HackTheBox Nothing Without A Cost Writeup

Explore the basics of cybersecurity in the Nothing Without A Cost Challenge on Hack The Box. This medium-level Challenge introduces encryption reversal and file handling concepts in a clear and accessible way, perfect for beginners.

#!/usr/bin/env python3
from pwn import *

def get_process():
    try:
        host, port = sys.argv[1].split(':')
        return remote(host, int(port))
    except IndexError:
        print(f'Usage: python {sys.argv[0]} <ip:port>')
        exit(1)

def get_values(test_n):
    global a
    io.recvuntil(f'Test {test_n + 1}/100\n'.encode())
    n, k = list(map(int, io.recvline().rstrip().decode().split()))
    a = [0] + list(map(int, io.recvline().rstrip().decode().split()))
    return n, k

def divide_and_conquer(i, l, r, optl, optr):
    if l > r:
        return
    mid = (l + r) // 2
    best_k = -1
    dp[i][mid] = float('inf')
    global cl, cr, cost, count
    for k in range(optl, min(mid, optr) + 1):
        while cr < mid:
            cr += 1
            add(cr)
        while cr > mid:
            remove(cr)
            cr -= 1
        while cl < k + 1:
            remove(cl)
            cl += 1
        while cl > k + 1:
            cl -= 1
            add(cl)
        tmp = dp[i - 1][k] + cost
        if tmp < dp[i][mid]:
            dp[i][mid] = tmp
            best_k = k
    divide_and_conquer(i, l, mid - 1, optl, best_k)
    divide_and_conquer(i, mid + 1, r, best_k, optr)

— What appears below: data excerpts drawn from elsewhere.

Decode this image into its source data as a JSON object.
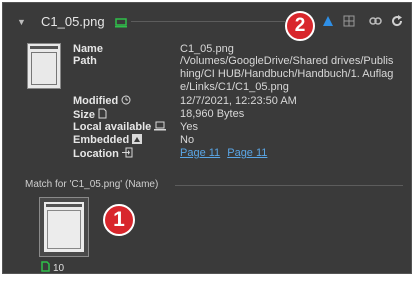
{
  "header": {
    "filename": "C1_05.png",
    "icons": [
      "chevron-down-icon",
      "monitor-icon",
      "warning-triangle-icon",
      "grid-icon",
      "relink-icon",
      "refresh-icon"
    ]
  },
  "badges": {
    "one": "1",
    "two": "2"
  },
  "details": {
    "labels": {
      "name": "Name",
      "path": "Path",
      "modified": "Modified",
      "size": "Size",
      "local_available": "Local available",
      "embedded": "Embedded",
      "location": "Location"
    },
    "values": {
      "name": "C1_05.png",
      "path_line1": "/Volumes/GoogleDrive/Shared drives/Publis",
      "path_line2": "hing/CI HUB/Handbuch/Handbuch/1. Auflag",
      "path_line3": "e/Links/C1/C1_05.png",
      "modified": "12/7/2021, 12:23:50 AM",
      "size": "18,960 Bytes",
      "local_available": "Yes",
      "embedded": "No",
      "location_links": [
        "Page 11",
        "Page 11"
      ]
    }
  },
  "match": {
    "label": "Match for 'C1_05.png' (Name)"
  },
  "match_item": {
    "page_count": "10"
  },
  "colors": {
    "panel": "#3a3a3a",
    "link": "#5aa6e6",
    "badge": "#d8262c",
    "status_green": "#2fbf4a",
    "warning": "#2f8fe6"
  }
}
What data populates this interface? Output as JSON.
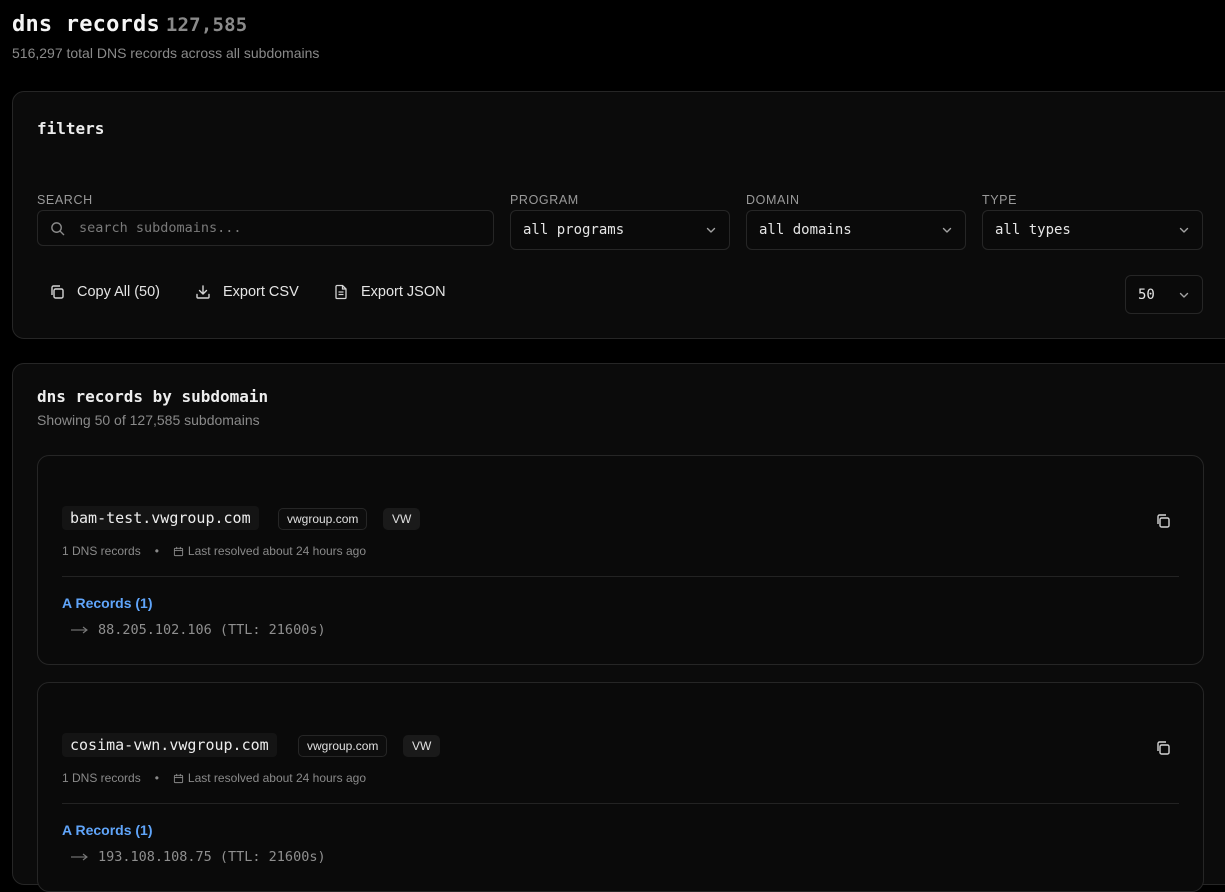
{
  "header": {
    "title": "dns records",
    "count": "127,585",
    "subtitle": "516,297 total DNS records across all subdomains"
  },
  "filters": {
    "title": "filters",
    "search": {
      "label": "SEARCH",
      "placeholder": "search subdomains...",
      "value": ""
    },
    "program": {
      "label": "PROGRAM",
      "value": "all programs"
    },
    "domain": {
      "label": "DOMAIN",
      "value": "all domains"
    },
    "type": {
      "label": "TYPE",
      "value": "all types"
    },
    "actions": {
      "copy_all": "Copy All (50)",
      "export_csv": "Export CSV",
      "export_json": "Export JSON"
    },
    "page_size": "50"
  },
  "records": {
    "title": "dns records by subdomain",
    "subtitle": "Showing 50 of 127,585 subdomains",
    "items": [
      {
        "name": "bam-test.vwgroup.com",
        "domain": "vwgroup.com",
        "program": "VW",
        "count": "1 DNS records",
        "resolved": "Last resolved about 24 hours ago",
        "record_group": "A Records (1)",
        "records": [
          "88.205.102.106 (TTL: 21600s)"
        ]
      },
      {
        "name": "cosima-vwn.vwgroup.com",
        "domain": "vwgroup.com",
        "program": "VW",
        "count": "1 DNS records",
        "resolved": "Last resolved about 24 hours ago",
        "record_group": "A Records (1)",
        "records": [
          "193.108.108.75 (TTL: 21600s)"
        ]
      }
    ]
  },
  "icons": {
    "search": "search-icon",
    "chevron": "chevron-down-icon",
    "copy": "copy-icon",
    "download": "download-icon",
    "file": "file-text-icon",
    "calendar": "calendar-icon",
    "arrow": "arrow-right-icon"
  },
  "colors": {
    "accent": "#60a5fa",
    "background": "#000000",
    "border": "#262626"
  }
}
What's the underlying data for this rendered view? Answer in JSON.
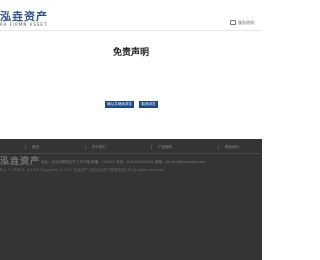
{
  "header": {
    "logo_cn": "泓垚资产",
    "logo_en": "RA FIRMN ASSET",
    "hotline": "服务热线："
  },
  "main": {
    "title": "免责声明",
    "confirm_label": "确认并继续浏览",
    "cancel_label": "取消浏览"
  },
  "footer": {
    "nav": [
      "首页",
      "关于我们",
      "产品服务",
      "联系我们"
    ],
    "logo_cn": "泓垚资产",
    "logo_en": "RA FIRMN ASSET",
    "address": "地址：北京市朝阳区东三环中路 邮编：100022  电话：010-XXXXXXXX  邮箱：service@example.com",
    "copyright": "Copyright © 2017 泓垚资产 北京泓垚资产管理有限公司 All rights reserved"
  }
}
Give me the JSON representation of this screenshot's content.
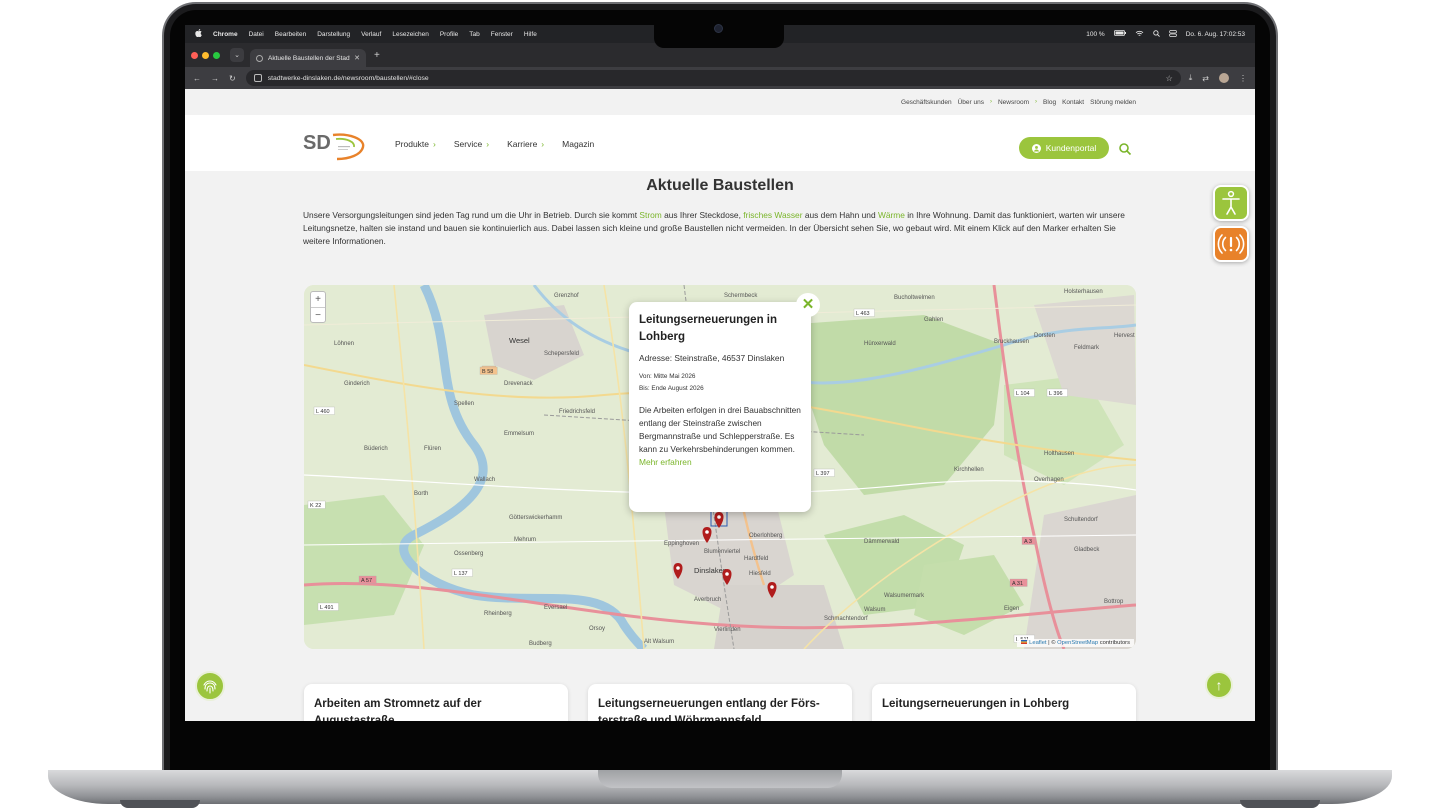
{
  "menubar": {
    "app": "Chrome",
    "items": [
      "Datei",
      "Bearbeiten",
      "Darstellung",
      "Verlauf",
      "Lesezeichen",
      "Profile",
      "Tab",
      "Fenster",
      "Hilfe"
    ],
    "battery": "100 %",
    "clock": "Do. 6. Aug.  17:02:53"
  },
  "browser": {
    "tab_title": "Aktuelle Baustellen der Stadt",
    "url": "stadtwerke-dinslaken.de/newsroom/baustellen/#close"
  },
  "site": {
    "topnav": [
      "Geschäftskunden",
      "Über uns",
      "Newsroom",
      "Blog",
      "Kontakt",
      "Störung melden"
    ],
    "nav": [
      "Produkte",
      "Service",
      "Karriere",
      "Magazin"
    ],
    "kundenportal": "Kundenportal",
    "title": "Aktuelle Baustellen",
    "intro": {
      "p1": "Unsere Versorgungsleitungen sind jeden Tag rund um die Uhr in Betrieb. Durch sie kommt ",
      "strom": "Strom",
      "p2": " aus Ihrer Steckdose, ",
      "wasser": "frisches Wasser",
      "p3": " aus dem Hahn und ",
      "waerme": "Wärme",
      "p4": " in Ihre Wohnung. Damit das funktioniert, warten wir unsere Leitungsnetze, halten sie instand und bauen sie kontinuierlich aus. Dabei lassen sich kleine und große Baustellen nicht vermeiden. In der Übersicht sehen Sie, wo gebaut wird. Mit einem Klick auf den Marker erhalten Sie weitere Informationen."
    }
  },
  "map": {
    "attribution_leaflet": "Leaflet",
    "attribution_sep": " | © ",
    "attribution_osm": "OpenStreetMap",
    "attribution_rest": " contributors",
    "places": [
      "Wesel",
      "Voerde",
      "Dinslaken",
      "Hünxe",
      "Dorsten",
      "Gladbeck",
      "Kirchhellen",
      "Rheinberg",
      "Walsum",
      "Mehrum",
      "Schermbeck",
      "Holsterhausen",
      "Bruckhausen",
      "Eppinghoven",
      "Götterswickerhamm",
      "Feldmark",
      "Bottrop",
      "Gahlen",
      "Overhagen",
      "Ossenberg",
      "Eversael",
      "Averbruch",
      "Oberlohberg",
      "Walsumermark",
      "Vierlinden",
      "Alt Walsum",
      "Schmachtendorf",
      "Orsoy",
      "Budberg",
      "Eigen",
      "Hiesfeld",
      "Dämmerwald",
      "Hervest",
      "Borth",
      "Wallach",
      "Friedrichsfeld",
      "Flüren",
      "Büderich",
      "Ginderich",
      "Schepersfeld",
      "Grenzhof",
      "Blumenviertel",
      "Hardtfeld",
      "Schultendorf",
      "Holthausen",
      "Hünxerwald",
      "Bucholtwelmen",
      "Drevenack",
      "Emmelsum",
      "Spellen",
      "Löhnen"
    ],
    "roads": [
      "A 3",
      "A 31",
      "A 57",
      "B 8",
      "B 58",
      "B 224",
      "L 463",
      "L 397",
      "L 491",
      "L 460",
      "L 511",
      "L 137",
      "L 104",
      "L 396",
      "K 22"
    ],
    "popup": {
      "title": "Leitungserneuerungen in Lohberg",
      "address": "Adresse: Steinstraße, 46537 Dinslaken",
      "from": "Von: Mitte Mai 2026",
      "to": "Bis: Ende August 2026",
      "description": "Die Arbeiten erfolgen in drei Bauabschnitten entlang der Steinstraße zwischen Bergmannstraße und Schlepperstraße. Es kann zu Verkehrsbehinderungen kommen.",
      "more": "Mehr erfahren"
    },
    "marker_color": "#b01c1c"
  },
  "cards": [
    {
      "title": "Arbeiten am Stromnetz auf der Augustastraße"
    },
    {
      "title": "Leitungserneuerungen entlang der Förs-terstraße und Wöhrmannsfeld"
    },
    {
      "title": "Leitungserneuerungen in Lohberg"
    }
  ],
  "colors": {
    "accent": "#9bc53d",
    "alert": "#e8822a"
  }
}
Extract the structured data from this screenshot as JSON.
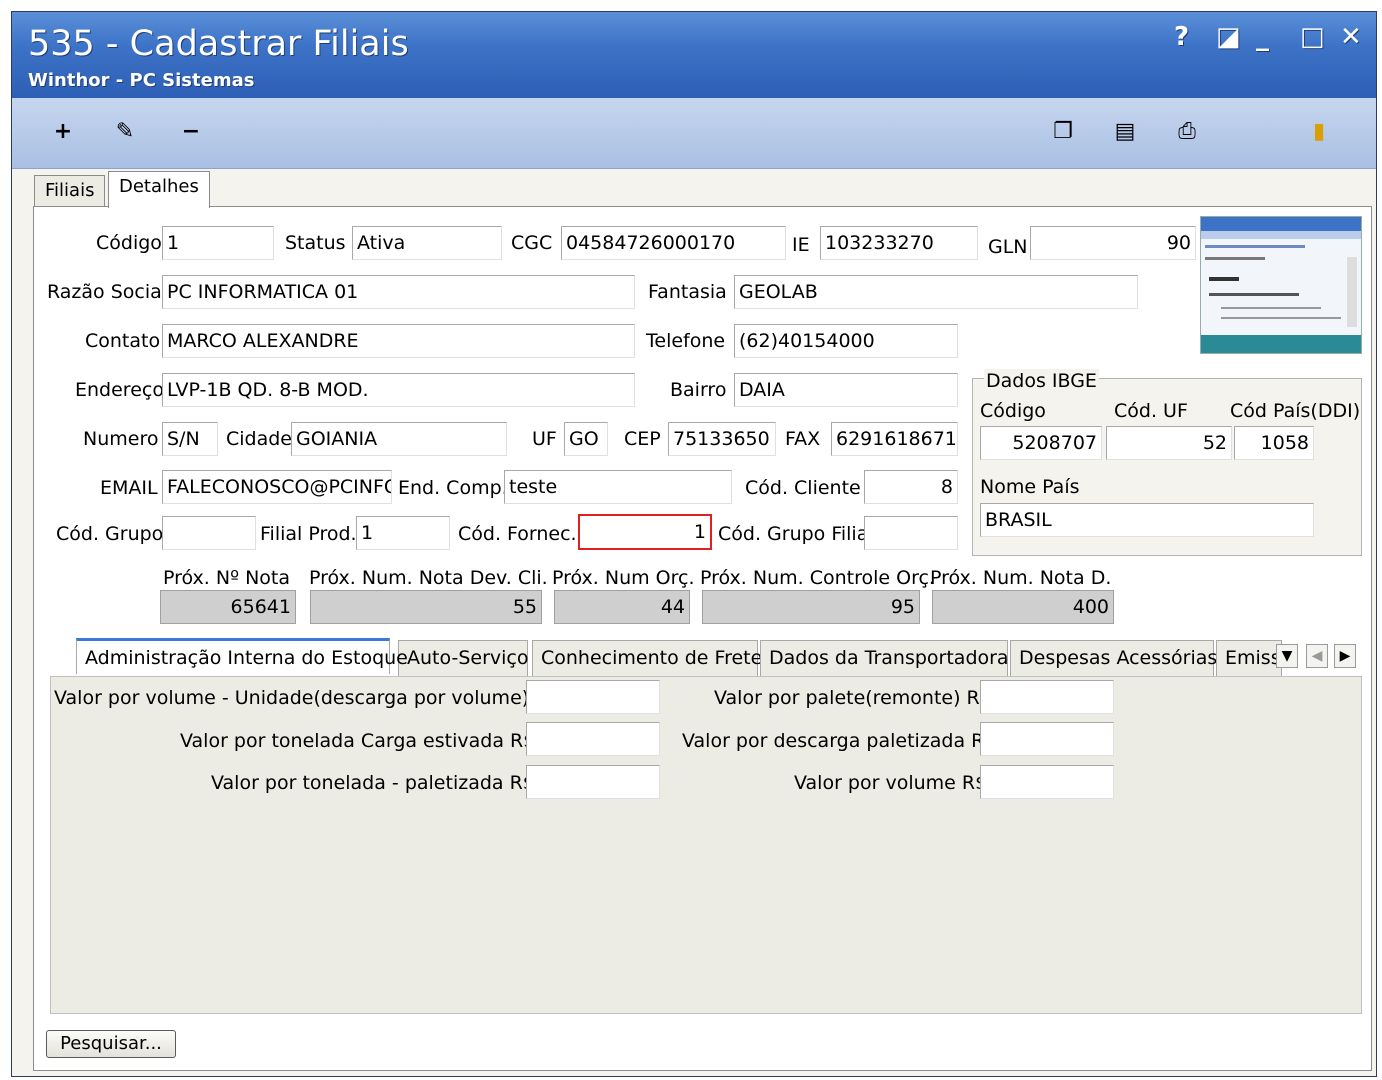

def find_minimum_cost(n, k):
    global dp, cl, cr, cost, count
    maxA = max(a)
    dp = [[float('inf')] * (n + 1) for _ in range(k + 1)]
    dp[0][0] = 0
    for i in range(1, k + 1):
        cl, cr = 1, 0
        cost = 0
        count = [0] * (maxA + 1)
        divide_and_conquer(i, i, n, i - 1, n - 1)
    return dp[k][n]

def add(pos):
    global cost
    x = a[pos]
    cost += count[x]
    count[x] += 1

def remove(pos):
    global cost
    x = a[pos]
    count[x] -= 1
    cost -= count[x]

def send_solution(min_cost):
    io.sendline(f'{int(min_cost)}'.encode())

def get_flag():
    io.recvuntil(b'HTB{')
    return b'HTB{' + io.recvline().rstrip()

def pwn():
    for t in range(100):
        print('Test', t + 1)
        n, k = get_values(t)
        min_cost = find_minimum_cost(n, k)
        send_solution(min_cost)
    flag = get_flag()
    print(flag)

if __name__ == '__main__':
    a = []
    dp = []
    cost = 0
    count = []
    cl = 0
    cr = 0
    io = get_process()
    pwn()

Summary

Nothing Without A Cost requires solving 100 test cases using dynamic programming with divide-and-conquer optimization. The script connects to the remote service, retrieves inputs, calculates minimum costs for array partitions, and sends solutions iteratively. Each test involves computing costs efficiently by updating states dynamically. Successfully solving all cases reveals the flag, but the process is time-intensive.